UZEDA – STELLA (2006, Touch & Go / Wide)

TRACKLIST:
1 Wailing
2 What I Meant When I Called Your Name
3 This Heat
4 Time Below Zero
5 From The Book Of Skies
6 Camillo
7 Gold
8 Steam, Rain & Other Stuff

Rappresentanti italiani di quello stile/genere di matrice prettamente statunitense che, nel corso degli anni, ha assunto la denominazione di “noise”, i catanesi Uzeda si riaffacciano sul mercato discografico a ben otto anni di distanza da quel “Different Section Wires” (1998) considerato da molti l’apice della loro ormai ventennale esperienza artistica nonché di tutto un modo (a dirla tutta, circoscritto) di fare rock in Italia.

E lo fanno con Stella, otto tracce, una per ognuno degli anni di attesa, ed ognuna talmente intensa da potersi tranquillamente sobbarcare da sola il peso del tempo trascorso. Anche per questo nuovo capitolo della loro carriera, il quarto per la precisione, gli Uzeda hanno deciso di seguire gli insegnamenti impartiti illo tempore da Sonic Youth, Big Black e Shellac; e non è un caso se, dei tre mostri sacri citati, ben due (ma anche gli Youth c’hanno avuto a che fare) rispondono direttamente al nome di Steve Albini, guru del rock indipendente made in U.S.A. che, dopo l’album del ’98, in “Stella” lavora nuovamente con i quattro siciliani in veste di produttore e consigliere di fiducia. E la mano di Albini si sente forte in tutta la sua competenza, riuscendo a dare a “Stella” quelle sembianze grezze e soffocate che solo lui sa creare.

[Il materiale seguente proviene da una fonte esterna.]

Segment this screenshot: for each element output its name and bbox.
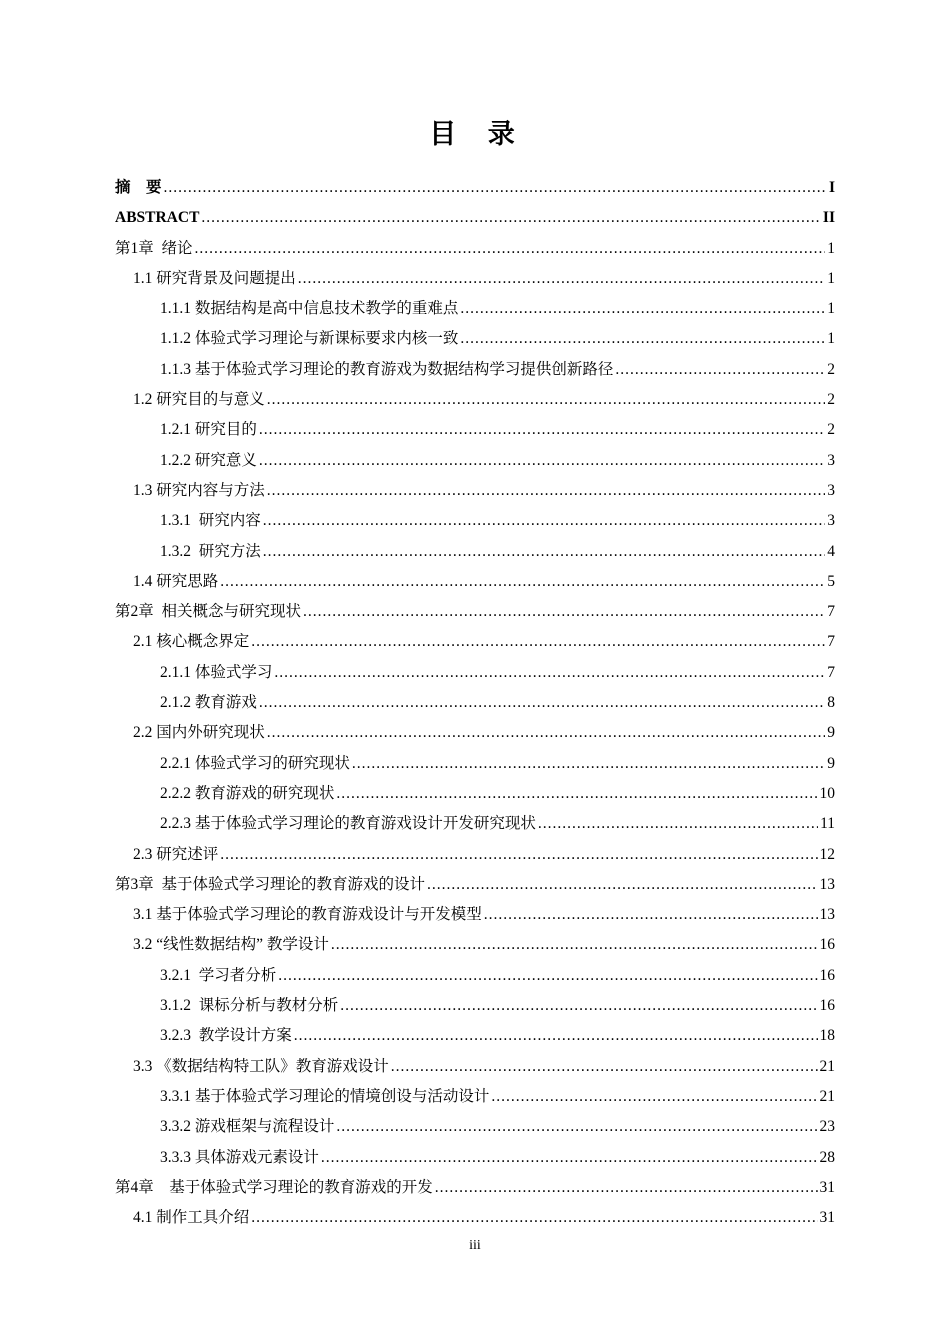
toc-entry[interactable]: [115, 537, 835, 567]
toc-entry[interactable]: [115, 991, 835, 1021]
toc-entry-label: 3.2 “线性数据结构” 教学设计: [133, 936, 329, 954]
toc-entry-page-number: 28: [819, 1148, 835, 1166]
toc-entry-label: 3.3.3 具体游戏元素设计: [160, 1148, 319, 1166]
toc-entry-label: 2.1.1 体验式学习: [160, 663, 273, 681]
toc-entry-page-number: 16: [819, 966, 835, 984]
toc-leader-dots: [294, 1021, 818, 1051]
toc-entry[interactable]: [115, 476, 835, 506]
toc-entry-page-number: 21: [819, 1087, 835, 1105]
toc-leader-dots: [491, 1082, 817, 1112]
toc-entry-label: 2.1 核心概念界定: [133, 633, 250, 651]
toc-entry-label: 4.1 制作工具介绍: [133, 1209, 250, 1227]
toc-leader-dots: [331, 930, 818, 960]
toc-entry-label: 3.1.2 课标分析与教材分析: [160, 997, 339, 1015]
toc-entry-page-number: 1: [827, 300, 835, 318]
toc-leader-dots: [278, 961, 817, 991]
toc-entry[interactable]: [115, 203, 835, 233]
toc-entry-label: 1.2 研究目的与意义: [133, 391, 265, 409]
toc-entry-label: 第1章 绪论: [115, 239, 193, 257]
toc-leader-dots: [427, 870, 817, 900]
toc-entry-page-number: 16: [819, 997, 835, 1015]
toc-entry-page-number: 1: [827, 239, 835, 257]
toc-entry-page-number: 21: [819, 1057, 835, 1075]
toc-entry[interactable]: [115, 900, 835, 930]
toc-entry[interactable]: [115, 446, 835, 476]
toc-leader-dots: [263, 506, 825, 536]
toc-leader-dots: [251, 627, 825, 657]
toc-entry[interactable]: [115, 1203, 835, 1233]
toc-entry-page-number: 7: [827, 603, 835, 621]
toc-entry-page-number: 3: [827, 512, 835, 530]
toc-entry-page-number: 3: [827, 481, 835, 499]
toc-leader-dots: [251, 1203, 817, 1233]
toc-entry-label: 2.2.1 体验式学习的研究现状: [160, 754, 350, 772]
toc-entry[interactable]: [115, 779, 835, 809]
toc-leader-dots: [267, 718, 825, 748]
toc-entry-page-number: 13: [819, 906, 835, 924]
toc-entry[interactable]: [115, 1112, 835, 1142]
toc-entry-page-number: 7: [827, 633, 835, 651]
toc-entry-page-number: 31: [819, 1178, 835, 1196]
toc-leader-dots: [538, 809, 818, 839]
toc-entry-page-number: 3: [827, 451, 835, 469]
toc-entry-label: 摘 要: [115, 179, 162, 196]
toc-entry[interactable]: [115, 385, 835, 415]
page-title: 目 录: [429, 119, 521, 149]
toc-entry-page-number: 8: [827, 694, 835, 712]
toc-entry[interactable]: [115, 355, 835, 385]
toc-leader-dots: [201, 203, 821, 233]
toc-entry-label: 3.2.1 学习者分析: [160, 966, 277, 984]
toc-entry[interactable]: [115, 658, 835, 688]
toc-entry-page-number: 2: [827, 421, 835, 439]
toc-entry[interactable]: [115, 597, 835, 627]
toc-leader-dots: [391, 1052, 818, 1082]
toc-entry-page-number: 1: [827, 330, 835, 348]
toc-entry-label: 1.2.2 研究意义: [160, 451, 257, 469]
toc-entry-label: 2.2.2 教育游戏的研究现状: [160, 784, 335, 802]
toc-entry-label: 第4章 基于体验式学习理论的教育游戏的开发: [115, 1178, 433, 1196]
toc-leader-dots: [164, 173, 827, 203]
toc-entry-label: 1.3.2 研究方法: [160, 542, 261, 560]
toc-entry[interactable]: [115, 688, 835, 718]
toc-entry-page-number: 31: [819, 1209, 835, 1227]
toc-entry[interactable]: [115, 840, 835, 870]
toc-leader-dots: [267, 385, 825, 415]
toc-entry[interactable]: [115, 809, 835, 839]
toc-leader-dots: [484, 900, 818, 930]
toc-entry-page-number: I: [828, 179, 835, 196]
toc-entry-label: 2.2 国内外研究现状: [133, 724, 265, 742]
toc-leader-dots: [336, 779, 817, 809]
toc-entry[interactable]: [115, 1143, 835, 1173]
toc-entry-page-number: 5: [827, 572, 835, 590]
toc-entry-label: 2.3 研究述评: [133, 845, 219, 863]
toc-list: [115, 173, 835, 1233]
toc-entry-label: 1.3.1 研究内容: [160, 512, 261, 530]
toc-entry[interactable]: [115, 627, 835, 657]
toc-leader-dots: [615, 355, 825, 385]
toc-entry-label: 1.1.1 数据结构是高中信息技术教学的重难点: [160, 300, 459, 318]
toc-entry-page-number: 12: [819, 845, 835, 863]
toc-entry-page-number: 18: [819, 1027, 835, 1045]
toc-leader-dots: [195, 234, 826, 264]
toc-entry-label: 1.1 研究背景及问题提出: [133, 269, 296, 287]
toc-leader-dots: [259, 688, 825, 718]
toc-entry-label: 3.3.2 游戏框架与流程设计: [160, 1118, 335, 1136]
toc-entry-label: 第3章 基于体验式学习理论的教育游戏的设计: [115, 875, 426, 893]
toc-entry-label: 1.2.1 研究目的: [160, 421, 257, 439]
toc-leader-dots: [303, 597, 825, 627]
toc-entry-label: 3.3 《数据结构特工队》教育游戏设计: [133, 1057, 389, 1075]
toc-entry[interactable]: [115, 294, 835, 324]
toc-entry[interactable]: [115, 1021, 835, 1051]
toc-entry[interactable]: [115, 1082, 835, 1112]
toc-entry-label: 3.1 基于体验式学习理论的教育游戏设计与开发模型: [133, 906, 482, 924]
toc-entry-label: 3.3.1 基于体验式学习理论的情境创设与活动设计: [160, 1087, 490, 1105]
toc-entry[interactable]: [115, 567, 835, 597]
toc-entry-page-number: II: [822, 209, 835, 227]
toc-leader-dots: [340, 991, 817, 1021]
toc-leader-dots: [460, 294, 825, 324]
toc-entry[interactable]: [115, 961, 835, 991]
toc-leader-dots: [263, 537, 825, 567]
toc-entry-page-number: 16: [819, 936, 835, 954]
toc-entry-page-number: 11: [820, 815, 835, 833]
toc-entry-page-number: 1: [827, 269, 835, 287]
toc-entry[interactable]: [115, 870, 835, 900]
toc-entry-page-number: 4: [827, 542, 835, 560]
toc-entry-label: 3.2.3 教学设计方案: [160, 1027, 292, 1045]
toc-leader-dots: [298, 264, 825, 294]
toc-entry-label: 第2章 相关概念与研究现状: [115, 603, 302, 621]
toc-entry-label: 1.1.2 体验式学习理论与新课标要求内核一致: [160, 330, 459, 348]
page-number-footer: iii: [469, 1238, 481, 1253]
toc-entry[interactable]: [115, 324, 835, 354]
toc-entry-label: 2.2.3 基于体验式学习理论的教育游戏设计开发研究现状: [160, 815, 536, 833]
toc-leader-dots: [321, 1143, 818, 1173]
toc-entry[interactable]: [115, 506, 835, 536]
toc-entry[interactable]: [115, 718, 835, 748]
toc-leader-dots: [336, 1112, 817, 1142]
toc-entry-label: 1.4 研究思路: [133, 572, 219, 590]
toc-entry[interactable]: [115, 415, 835, 445]
toc-leader-dots: [259, 415, 825, 445]
toc-entry[interactable]: [115, 173, 835, 203]
toc-entry-label: 1.3 研究内容与方法: [133, 481, 265, 499]
toc-entry-page-number: 13: [819, 875, 835, 893]
toc-entry-label: ABSTRACT: [115, 209, 200, 227]
toc-entry[interactable]: [115, 930, 835, 960]
toc-leader-dots: [259, 446, 825, 476]
toc-leader-dots: [460, 324, 825, 354]
toc-entry-page-number: 7: [827, 663, 835, 681]
toc-entry-label: 1.1.3 基于体验式学习理论的教育游戏为数据结构学习提供创新路径: [160, 360, 614, 378]
toc-entry-page-number: 9: [827, 724, 835, 742]
toc-leader-dots: [352, 749, 825, 779]
toc-entry[interactable]: [115, 264, 835, 294]
toc-leader-dots: [267, 476, 825, 506]
toc-leader-dots: [220, 567, 825, 597]
toc-leader-dots: [220, 840, 817, 870]
toc-entry-label: 2.1.2 教育游戏: [160, 694, 257, 712]
toc-leader-dots: [435, 1173, 818, 1203]
toc-entry[interactable]: [115, 234, 835, 264]
toc-entry-page-number: 9: [827, 754, 835, 772]
toc-entry-page-number: 23: [819, 1118, 835, 1136]
toc-entry[interactable]: [115, 749, 835, 779]
toc-entry-page-number: 2: [827, 360, 835, 378]
toc-entry[interactable]: [115, 1052, 835, 1082]
toc-entry-page-number: 10: [819, 784, 835, 802]
toc-entry[interactable]: [115, 1173, 835, 1203]
toc-entry-page-number: 2: [827, 391, 835, 409]
toc-leader-dots: [274, 658, 825, 688]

Il continuum sonoro col precedente album è evidente, la sessione ritmica composta dal basso granitico di Raffaele Gulisano e dalla cruda batteria di Davide Oliveri va a formare, come da copione, la base viscerale su cui poggiano le abrasive schitarrate di Agostino Tilotta nonchè la voce di Giovanna Cacciola.

Se Gulisano e Oliveri la fanno da padroni in brani come What I Meant When I Called Your Name e Time Below Zero, mentre Tilotta dà libero sfogo allo stridere della sua sei corde nell’opener Wailing ed in From The Book Of Skies, è proprio il cantato della Cacciola a fungere da ideale filo conduttore del lavoro (così come dell’intera produzione a nome Uzeda): ansiosa, inquieta, caotica, esplosiva e furibonda nel suo incedere, la voce di Giovanna continua dopo un paio di decenni a non sfigurare al cospetto di ben più acclamate colleghe d’oltreoceano.

Alla luce di tutto ciò, della stima che nutriva nei loro confronti il compianto John Peel e del particolare, non irrilevante per una band italiana, che gli Uzeda incidono niente poco di meno che per la Touch & Go Records, ci si chiede ancora perché la critica nostrana si ostini a non tributare loro le dovute e meritate attenzioni.